Dire a un tedesco “voglio un würstel” è come andare da un salumiere italiano ben fornito, un Falorni per esempio, e domandargli: “Mi dia un salame”. Oltretutto i tedeschi non usano il civettuolo diminutivo würstel (che da noi qualcuno storpia inesorabilmente in wuster o viustel) ma wurst, senza i famigerati due puntini sulla “u”. Potete constatarlo andando, per esempio, a Monaco di Baviera e facendo un giro nelle macellerie del celeberrimo Viktualienmarkt: weisswurst, rostbratwurst, debrecziner wurst e via dicendo.
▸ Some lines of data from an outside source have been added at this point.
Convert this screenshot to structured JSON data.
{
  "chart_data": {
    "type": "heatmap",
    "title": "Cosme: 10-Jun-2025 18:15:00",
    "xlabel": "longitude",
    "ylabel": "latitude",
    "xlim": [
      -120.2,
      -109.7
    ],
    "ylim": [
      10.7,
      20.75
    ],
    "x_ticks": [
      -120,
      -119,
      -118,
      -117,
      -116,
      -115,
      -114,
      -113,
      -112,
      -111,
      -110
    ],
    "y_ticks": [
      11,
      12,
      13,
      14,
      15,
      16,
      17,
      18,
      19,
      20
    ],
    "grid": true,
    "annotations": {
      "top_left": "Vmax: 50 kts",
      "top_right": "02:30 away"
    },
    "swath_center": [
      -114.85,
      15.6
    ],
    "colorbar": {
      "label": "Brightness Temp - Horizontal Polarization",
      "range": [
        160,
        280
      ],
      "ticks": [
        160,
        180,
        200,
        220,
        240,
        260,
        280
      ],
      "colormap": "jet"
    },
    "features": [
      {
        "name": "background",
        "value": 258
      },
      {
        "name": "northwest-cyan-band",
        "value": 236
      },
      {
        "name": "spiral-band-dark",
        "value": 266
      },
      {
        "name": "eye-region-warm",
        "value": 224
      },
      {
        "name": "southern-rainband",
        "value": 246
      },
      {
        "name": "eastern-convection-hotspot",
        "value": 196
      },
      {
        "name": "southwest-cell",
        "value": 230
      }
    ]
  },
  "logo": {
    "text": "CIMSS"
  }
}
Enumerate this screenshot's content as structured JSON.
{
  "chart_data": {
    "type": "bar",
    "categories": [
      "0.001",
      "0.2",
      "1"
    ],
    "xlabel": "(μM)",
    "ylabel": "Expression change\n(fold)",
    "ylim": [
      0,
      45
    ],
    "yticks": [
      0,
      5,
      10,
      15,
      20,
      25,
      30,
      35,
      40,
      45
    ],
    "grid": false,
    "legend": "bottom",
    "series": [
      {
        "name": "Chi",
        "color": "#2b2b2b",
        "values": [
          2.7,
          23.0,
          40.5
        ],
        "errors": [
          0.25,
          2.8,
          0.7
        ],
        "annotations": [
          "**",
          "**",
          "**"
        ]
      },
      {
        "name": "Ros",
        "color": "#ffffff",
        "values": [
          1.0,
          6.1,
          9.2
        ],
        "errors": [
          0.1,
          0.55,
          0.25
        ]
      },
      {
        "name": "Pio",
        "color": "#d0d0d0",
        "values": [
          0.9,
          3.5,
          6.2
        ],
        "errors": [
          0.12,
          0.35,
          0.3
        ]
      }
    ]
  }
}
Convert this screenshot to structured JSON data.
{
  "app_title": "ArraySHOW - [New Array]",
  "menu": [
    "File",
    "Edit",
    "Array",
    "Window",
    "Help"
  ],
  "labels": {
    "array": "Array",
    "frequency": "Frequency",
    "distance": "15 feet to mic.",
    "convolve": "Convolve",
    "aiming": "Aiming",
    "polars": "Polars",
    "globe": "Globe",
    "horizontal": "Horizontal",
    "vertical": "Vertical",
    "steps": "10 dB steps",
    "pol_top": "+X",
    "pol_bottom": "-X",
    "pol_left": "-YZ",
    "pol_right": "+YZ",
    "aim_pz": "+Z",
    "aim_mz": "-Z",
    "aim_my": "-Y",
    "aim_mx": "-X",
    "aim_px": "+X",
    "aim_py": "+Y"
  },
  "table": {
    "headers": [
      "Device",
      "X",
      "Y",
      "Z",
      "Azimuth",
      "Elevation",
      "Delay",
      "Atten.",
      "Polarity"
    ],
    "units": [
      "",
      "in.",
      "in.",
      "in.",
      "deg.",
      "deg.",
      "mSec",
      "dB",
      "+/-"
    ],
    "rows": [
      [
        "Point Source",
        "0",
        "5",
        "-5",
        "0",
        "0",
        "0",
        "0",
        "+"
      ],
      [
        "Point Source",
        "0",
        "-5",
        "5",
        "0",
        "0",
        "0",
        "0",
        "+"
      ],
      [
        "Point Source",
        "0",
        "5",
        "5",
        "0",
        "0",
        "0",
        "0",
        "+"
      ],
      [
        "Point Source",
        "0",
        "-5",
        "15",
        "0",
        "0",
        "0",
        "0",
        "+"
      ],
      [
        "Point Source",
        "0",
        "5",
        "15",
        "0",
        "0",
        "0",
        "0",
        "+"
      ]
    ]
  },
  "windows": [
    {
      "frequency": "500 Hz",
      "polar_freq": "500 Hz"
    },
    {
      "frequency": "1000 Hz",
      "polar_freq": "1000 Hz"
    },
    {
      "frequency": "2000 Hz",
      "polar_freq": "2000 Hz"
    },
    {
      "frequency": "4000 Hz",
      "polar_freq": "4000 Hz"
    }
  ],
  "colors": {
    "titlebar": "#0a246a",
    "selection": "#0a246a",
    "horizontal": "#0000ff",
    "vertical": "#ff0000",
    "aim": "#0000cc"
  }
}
Ecco, state attenti al termine “debrecziner”: significa “di Debrecen”, città ungherese, e per i curiosi identifica un wurst piccante dalla pelle spessa. Ne avete scoperta un'altra: i wurst si chiamano quasi sempre con nomi delle città dove sono nati. Wiener (quello lungo, normale color rosa), frankfurter (quasi la stessa cosa), nürnberger (piccolo e bianco), krainer (ossia di Lubiana, c'è anche a Trieste e si chiama salsiccia Cragno, rosso e affumicato), meraner (questo è tutto nostro, rosa e molto lungo) e molti altri: quasi ogni città d'influenza teutonica ha il suo.
Un lungo preambolo per farvi capire che il würstel non è solo un collettore di scarti di carne, come pensano i molti che hanno in mente soltanto le versioni industriali e impersonali. Il wurst è una cultura. Massimo Cis, trentino di Ledro, ne è interprete tra i migliori.
Il trentino parla italiano, ma lì a due passi c'era (e c'è) il Tirolo del Sud, con la sua lingua tedesca e la relativa cultura, anche mangereccia. Ecco dunque nascere i würstel di Massimo Cis che, seguendo le tradizioni locali, al maiale aggiunge anche carne bovina.
Anzi, più che di un'aggiunta si tratta di una caratterizzazione: il vitello e il manzo superano il 60% del totale. Il würstel bianco, simile al weisswurst che i bavaresi mangiano bollito a metà mattina, rigorosamente prima di mezzogiorno, contiene dunque anche carne di vitello: il risultato è delicato ed elegante, com'è lecito aspettarsi. Nel würstel classico la carne è invece di bovino adulto. Pure in questo caso, abbiamo un boccone ghiotto e corposo, davvero rispettabile, che manda al macero le idee negative ancora persistenti su questo salume. Accompagnamento? Chiaramente senape, magari quella dolce bavarese. E crauti con le patate.
Massimo, discendente da macellai che lavorano dal 1889 e che hanno anche conosciuto la deportazione in Boemia a causa della Prima Guerra Mondiale, è comunque devoto pure alla tradizione spiccatamente trentina. Ne fa fede la luganega, sia fresca (in questo caso, perfetta per la cucina) sia stagionata da affettare. In aggiunta, lo Speck, di grande bontà. E soprattutto la carne salada, gloria della valle dell'Adige.